Heft op het geschorste bevel tot voorlopige hechtenis.
Stelt als algemene voorwaarden:
1. dat de veroordeelde zich voor het einde van de proeftijd niet schuldig maakt aan een strafbaar feit;
2. dat de veroordeelde ten behoeve van het vaststellen van zijn identiteit medewerking verleent aan het nemen van een of meer vingerafdrukken of een identiteitsbewijs als bedoeld in artikel 1 van de Wet op de identificatieplicht ter inzage aanbiedt;
3. dat de veroordeelde medewerking verleent aan het reclasseringstoezicht als bedoeld in artikel 14d, tweede lid, van het Wetboek van Strafrecht, de medewerking aan huisbezoeken daaronder begrepen.
Stelt als bijzondere voorwaarden:
1. dat de veroordeelde zich uiterlijk op 8 mei 2019 meldt bij de reclassering van het Leger des Heils, Damsterdiep 271 te Groningen en zich aldaar blijft melden zo vaak en zolang de reclassering dat nodig vindt;
2. dat de veroordeelde zich onthoudt van het gebruik van drugs en zijn medewerking verleent aan de controle van dit verbod middels urine- en bloedonderzoek;
3. dat de veroordeelde meewerkt aan het aflossen van zijn schulden en het treffen van afbetalingsregelingen ook als dat medewerking aan schuldhulpverlenging in het kader van de Wet schuldsanering natuurlijke personen inhoudt en de reclassering inzicht geeft in zijn financiën en schulden;
4. dat de veroordeelde zich houdt aan de huisregels en de aanwijzingen die de zorgverlener hem geeft voor de door de reclassering noodzakelijk geachte ambulante behandelingen;
5. dat de veroordeelde meewerkt aan het vinden van een dagbesteding;
6. dat de veroordeelde meewerkt aan het vinden van een door de reclassering geschikt geachte woonruimte.

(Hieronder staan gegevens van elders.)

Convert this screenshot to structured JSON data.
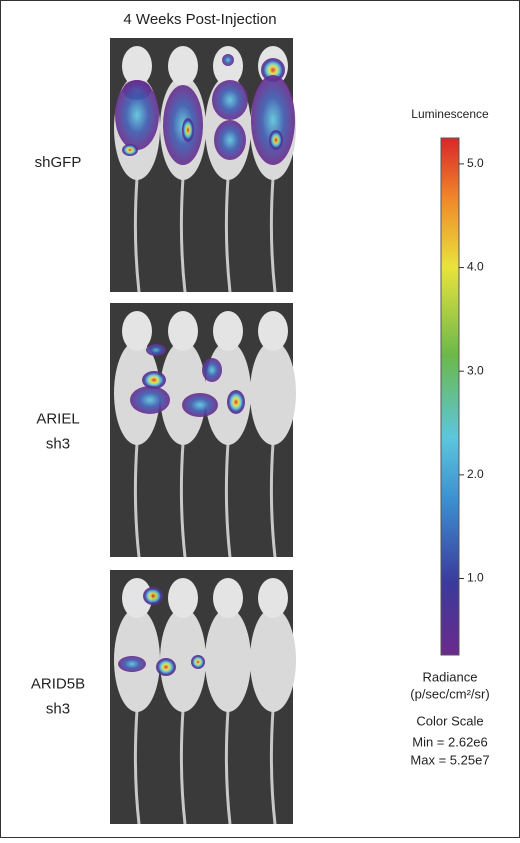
{
  "figure": {
    "title": "4 Weeks Post-Injection",
    "panels": [
      {
        "label_lines": [
          "shGFP"
        ]
      },
      {
        "label_lines": [
          "ARIEL",
          "sh3"
        ]
      },
      {
        "label_lines": [
          "ARID5B",
          "sh3"
        ]
      }
    ]
  },
  "colorbar": {
    "title": "Luminescence",
    "lim": [
      0.262,
      5.25
    ],
    "ticks": [
      {
        "value": 1,
        "label": "1.0"
      },
      {
        "value": 2,
        "label": "2.0"
      },
      {
        "value": 3,
        "label": "3.0"
      },
      {
        "value": 4,
        "label": "4.0"
      },
      {
        "value": 5,
        "label": "5.0"
      }
    ],
    "units_lines": [
      "Radiance",
      "(p/sec/cm²/sr)"
    ],
    "scale_lines": [
      "Color Scale",
      "Min = 2.62e6",
      "Max = 5.25e7"
    ]
  }
}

Draagt de reclassering op toezicht te houden op de naleving van de voorwaarden en de veroordeelde ten behoeve daarvan te begeleiden.
Verklaart verbeurdde in beslag genomen Samsung S5 Mini (telefoon) met goednummer PL0100-2018262807-1058415.
Dit vonnis is gewezen door mr. K. Bunk, voorzitter, mr. A.H.M. Dölle en mr. E.P. van Sloten, rechters, bijgestaan door mr. W.D. de Boer, griffier, en uitgesproken ter openbare terechtzitting van deze rechtbank op 3 mei 2019.